Thanks to Tsz-Wo Nicholas Sze and Mahadev Konar for this article. (Tue July 27, 2010)
The Hadoop Distributed File System (HDFS) is designed to store and process large (terabytes) data sets. At Yahoo!, for example, a large production cluster may have 14 PB disk spaces and store 60 millions of files.
However, storing a large number of small files in HDFS is inefficient. We call a file smallwhen its size is substantially less than the HDFS block size, which is 128 MB by default. Files and blocks are name objects in HDFS and they occupy namespace. The namespace capacity of the system is naturally limited by the physical memory in the NameNode.
When there are many small files stored in the system, these small files occupy a large portion of the namespace. As a consequence, the disk space is underutilized because of the namespace limitation. In one of our production clusters, there are 57 millions files of sizes less than 128 MB, which means that these files contain only one block. These small files use up 95% of the namespace but only occupy 30% of the disk space.
Hadoop Archive (HAR) is an effective solution to the problem of many small files. HAR packs a number of small files into large files so that the original files can be accessed in parallel transparently (without expanding the files) and efficiently.
HAR increases the scalability of the system by reducing the namespace usage and decreasing the operation load in the NameNode. This improvement is orthogonal to memory optimization in NameNode and distributing namespace management across multiple NameNodes.
Hadoop Archive is also MapReduce-friendly — it allows parallel access to the original files by MapReduce jobs.
Hadoop Archive has three components: a data model that defines the archive format, a FileSystem interface that allows transparent access, and a tool for creating archives with MapReduce jobs.
Figure 1: Archiving small files
The Hadoop Archive's data format is called har, with the following layout:
foo.har/_masterindex //stores hashes and offsets
foo.har/_index //stores file statuses
foo.har/part-[1..n] //stores actual file data
The file data is stored in multiple part files, which are indexed for keeping the original separation of data intact.

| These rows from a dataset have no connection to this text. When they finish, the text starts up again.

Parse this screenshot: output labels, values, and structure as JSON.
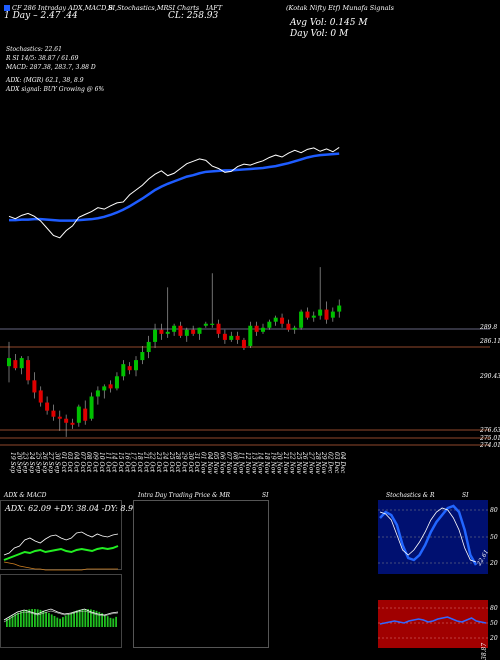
{
  "header": {
    "top_left": "CF 286 Intraday ADX,MACD,B",
    "top_mid1": "SI,Stochastics,MR",
    "top_mid2": "SI Charts",
    "top_mid3": "IAFT",
    "top_right": "(Kotak Nifty Etf) Munafa Signals",
    "cl_label": "CL: 258.93",
    "day_line": "1 Day – 2.47 .44",
    "avg_vol": "Avg Vol: 0.145 M",
    "day_vol": "Day Vol: 0   M"
  },
  "indicators": {
    "stoch": "Stochastics: 22.61",
    "rsi": "R                SI 14/5: 38.87 / 61.69",
    "macd": "MACD: 287.38, 283.7, 3.88  D",
    "adx": "ADX:                       (MGR) 62.1, 38, 8.9",
    "adx_signal": "ADX  signal:                                       BUY Growing @ 6%"
  },
  "price_levels": [
    "289.8",
    "286.11",
    "290.43",
    "276.63",
    "275.01",
    "274.01"
  ],
  "dates": [
    "19 Sep",
    "20 Sep",
    "23 Sep",
    "24 Sep",
    "25 Sep",
    "26 Sep",
    "27 Sep",
    "30 Sep",
    "01 Oct",
    "03 Oct",
    "04 Oct",
    "07 Oct",
    "08 Oct",
    "09 Oct",
    "10 Oct",
    "11 Oct",
    "14 Oct",
    "15 Oct",
    "16 Oct",
    "17 Oct",
    "18 Oct",
    "21 Oct",
    "22 Oct",
    "23 Oct",
    "24 Oct",
    "25 Oct",
    "28 Oct",
    "29 Oct",
    "30 Oct",
    "31 Oct",
    "01 Nov",
    "04 Nov",
    "05 Nov",
    "06 Nov",
    "07 Nov",
    "08 Nov",
    "11 Nov",
    "12 Nov",
    "13 Nov",
    "14 Nov",
    "18 Nov",
    "19 Nov",
    "20 Nov",
    "21 Nov",
    "22 Nov",
    "25 Nov",
    "26 Nov",
    "27 Nov",
    "28 Nov",
    "29 Nov",
    "02 Dec",
    "03 Dec",
    "04 Dec"
  ],
  "panels": {
    "adx_title": "ADX  & MACD",
    "adx_readout": "ADX: 62.09  +DY: 38.04  -DY: 8.9",
    "intraday_title": "Intra  Day Trading Price  & MR",
    "intraday_si": "SI",
    "stoch_title": "Stochastics & R",
    "stoch_si": "SI",
    "stoch_ticks": [
      "80",
      "50",
      "20"
    ],
    "stoch_value": "22.61",
    "rsi_ticks": [
      "80",
      "50",
      "20"
    ],
    "rsi_value": "38.87"
  },
  "colors": {
    "bull": "#00c000",
    "bear": "#e00000",
    "ma": "#1e5cff",
    "price": "#ffffff",
    "level": "#c0603a",
    "rsi_bg": "#a00000"
  },
  "chart_data": {
    "type": "candlestick",
    "title": "",
    "candles": [
      {
        "o": 290.5,
        "h": 296.5,
        "l": 286.5,
        "c": 292.5
      },
      {
        "o": 292.0,
        "h": 293.5,
        "l": 289.5,
        "c": 290.0
      },
      {
        "o": 290.0,
        "h": 293.0,
        "l": 288.5,
        "c": 292.5
      },
      {
        "o": 292.0,
        "h": 293.0,
        "l": 286.0,
        "c": 287.0
      },
      {
        "o": 287.0,
        "h": 289.0,
        "l": 282.5,
        "c": 284.0
      },
      {
        "o": 284.5,
        "h": 285.5,
        "l": 280.5,
        "c": 281.5
      },
      {
        "o": 281.5,
        "h": 283.0,
        "l": 278.5,
        "c": 279.5
      },
      {
        "o": 279.5,
        "h": 281.0,
        "l": 277.0,
        "c": 278.0
      },
      {
        "o": 278.0,
        "h": 279.5,
        "l": 274.5,
        "c": 277.5
      },
      {
        "o": 277.5,
        "h": 278.5,
        "l": 273.0,
        "c": 276.5
      },
      {
        "o": 276.5,
        "h": 277.5,
        "l": 275.0,
        "c": 276.0
      },
      {
        "o": 276.5,
        "h": 281.0,
        "l": 275.5,
        "c": 280.5
      },
      {
        "o": 280.0,
        "h": 282.0,
        "l": 276.0,
        "c": 277.0
      },
      {
        "o": 277.5,
        "h": 284.0,
        "l": 277.0,
        "c": 283.0
      },
      {
        "o": 283.0,
        "h": 285.5,
        "l": 281.0,
        "c": 284.5
      },
      {
        "o": 284.5,
        "h": 286.0,
        "l": 282.5,
        "c": 285.5
      },
      {
        "o": 286.0,
        "h": 287.0,
        "l": 284.0,
        "c": 285.0
      },
      {
        "o": 285.0,
        "h": 289.0,
        "l": 284.5,
        "c": 288.0
      },
      {
        "o": 288.0,
        "h": 292.0,
        "l": 287.0,
        "c": 291.0
      },
      {
        "o": 290.5,
        "h": 291.5,
        "l": 288.5,
        "c": 289.5
      },
      {
        "o": 289.5,
        "h": 293.0,
        "l": 288.0,
        "c": 292.0
      },
      {
        "o": 292.0,
        "h": 295.5,
        "l": 291.0,
        "c": 294.0
      },
      {
        "o": 294.0,
        "h": 298.0,
        "l": 292.5,
        "c": 296.5
      },
      {
        "o": 296.5,
        "h": 301.0,
        "l": 295.0,
        "c": 299.5
      },
      {
        "o": 299.5,
        "h": 301.0,
        "l": 297.0,
        "c": 298.5
      },
      {
        "o": 298.5,
        "h": 310.0,
        "l": 297.5,
        "c": 299.0
      },
      {
        "o": 299.0,
        "h": 301.0,
        "l": 298.0,
        "c": 300.5
      },
      {
        "o": 300.5,
        "h": 301.5,
        "l": 297.5,
        "c": 298.0
      },
      {
        "o": 298.0,
        "h": 300.0,
        "l": 296.5,
        "c": 299.5
      },
      {
        "o": 299.5,
        "h": 300.5,
        "l": 298.0,
        "c": 298.5
      },
      {
        "o": 298.5,
        "h": 300.0,
        "l": 297.0,
        "c": 300.0
      },
      {
        "o": 300.5,
        "h": 301.5,
        "l": 300.0,
        "c": 301.0
      },
      {
        "o": 301.0,
        "h": 313.5,
        "l": 300.0,
        "c": 301.0
      },
      {
        "o": 301.0,
        "h": 302.0,
        "l": 297.5,
        "c": 298.5
      },
      {
        "o": 298.5,
        "h": 299.5,
        "l": 296.0,
        "c": 297.0
      },
      {
        "o": 297.0,
        "h": 299.0,
        "l": 296.5,
        "c": 298.0
      },
      {
        "o": 298.0,
        "h": 299.0,
        "l": 296.0,
        "c": 297.0
      },
      {
        "o": 297.0,
        "h": 297.5,
        "l": 294.5,
        "c": 295.0
      },
      {
        "o": 295.5,
        "h": 301.5,
        "l": 295.0,
        "c": 300.5
      },
      {
        "o": 300.5,
        "h": 301.5,
        "l": 298.0,
        "c": 299.0
      },
      {
        "o": 299.0,
        "h": 301.0,
        "l": 298.5,
        "c": 300.0
      },
      {
        "o": 300.0,
        "h": 302.0,
        "l": 299.5,
        "c": 301.5
      },
      {
        "o": 301.5,
        "h": 303.0,
        "l": 300.5,
        "c": 302.5
      },
      {
        "o": 302.5,
        "h": 303.5,
        "l": 300.0,
        "c": 301.0
      },
      {
        "o": 301.0,
        "h": 302.0,
        "l": 299.0,
        "c": 299.5
      },
      {
        "o": 299.5,
        "h": 300.5,
        "l": 298.5,
        "c": 300.0
      },
      {
        "o": 300.0,
        "h": 304.5,
        "l": 299.5,
        "c": 304.0
      },
      {
        "o": 304.0,
        "h": 305.0,
        "l": 302.0,
        "c": 302.5
      },
      {
        "o": 302.5,
        "h": 304.0,
        "l": 301.5,
        "c": 303.0
      },
      {
        "o": 303.0,
        "h": 315.0,
        "l": 302.0,
        "c": 304.5
      },
      {
        "o": 304.5,
        "h": 306.5,
        "l": 301.0,
        "c": 302.0
      },
      {
        "o": 302.5,
        "h": 305.0,
        "l": 301.5,
        "c": 304.0
      },
      {
        "o": 304.0,
        "h": 307.0,
        "l": 302.5,
        "c": 305.5
      }
    ],
    "price_line": [
      298,
      297.5,
      298.2,
      298.6,
      298,
      297,
      295.5,
      294,
      293.5,
      295,
      296,
      297.8,
      298.4,
      299,
      299.8,
      299.5,
      300.2,
      300.8,
      301,
      302.5,
      303.5,
      304.5,
      305.8,
      306.8,
      307.5,
      306.5,
      307,
      308,
      309,
      309.5,
      310,
      309.7,
      308.5,
      308,
      307.2,
      307.4,
      308.4,
      308.9,
      308.7,
      309.2,
      309.6,
      310.3,
      310.8,
      310.4,
      311.2,
      311.8,
      311.3,
      312,
      312.3,
      311.6,
      312.1,
      311.5,
      312.4
    ],
    "ma_line": [
      297.2,
      297.2,
      297.3,
      297.3,
      297.4,
      297.4,
      297.3,
      297.2,
      297.1,
      297.1,
      297.1,
      297.2,
      297.3,
      297.4,
      297.6,
      297.9,
      298.3,
      298.8,
      299.4,
      300.1,
      300.9,
      301.7,
      302.6,
      303.5,
      304.2,
      304.8,
      305.3,
      305.8,
      306.3,
      306.6,
      307,
      307.3,
      307.4,
      307.5,
      307.6,
      307.6,
      307.7,
      307.8,
      307.9,
      308,
      308.1,
      308.3,
      308.5,
      308.8,
      309.1,
      309.5,
      309.9,
      310.3,
      310.6,
      310.8,
      310.9,
      311,
      311.1
    ],
    "ylim": [
      271,
      318
    ]
  }
}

Moreover, the part files can be accessed by MapReduce programs in parallel. The index files also record the original directory tree structures and the file statuses. In Figure 1, a directory containing many small files is archived into a directory with large files and indexes.
Most archival systems, such as tar, are tools for archiving and de-archiving. Generally, they do not fit into the actual file system layer and hence are not transparent to the application writer in that the user had to de-archive the archive before use.
Hadoop Archive is integrated in the Hadoop’s FileSystem interface. The HarFileSystemimplements the FileSystem interface and provides access via the har://
scheme. This exposes the archived files and directory tree structures transparently to the users. Files in a har can be accessed directly without expanding it. For example, we have the following command to copy a HDFS file to a local directory:
hadoop fs –get hdfs://namenode/foo/file-1 localdir
Suppose an archive bar.har
is created from the foo directory. Then, the command to copy the original file becomes
hadoop fs –get har://namenode/bar.har#foo/file-1 localdir
Users only have to change the URI paths. Alternatively, users may choose to create a symbolic link (from hdfs://namenode/foo
to har://namenode/bar.har#foo
in the example above), then even the URIs do not need to be changed. In either case, HarFileSystem
will be invoked automatically for providing access to the files in the har. Because of this transparent layer, har is compatible with the Hadoop APIs, MapReduce, the shell command -ine interface, and higher-level applications like Pig, Zebra, Streaming, Pipes, and DistCp.
To create har efficiently in parallel, we implemented an archiving tool using MapReduce. The tool can be invoked by the command
hadoop archive -archiveName <name> <src>* <dest>
A list of files is generated by traversing the source directories recursively, and then the list is split into map task inputs. Each map task creates a part file (about 2 GB, configurable) from a subset of the source files and outputs the metadata. Finally, a reduce task collects metadata and generates the index files.
Currently, a har cannot be modified after it has been created. Supporting modifiable har is one candidate for future work. Once HFDS supports variable length blocks, har could possibly be created by moving the blocks metadata without copying the actual data. Then, har creation would be nearly instantaneous.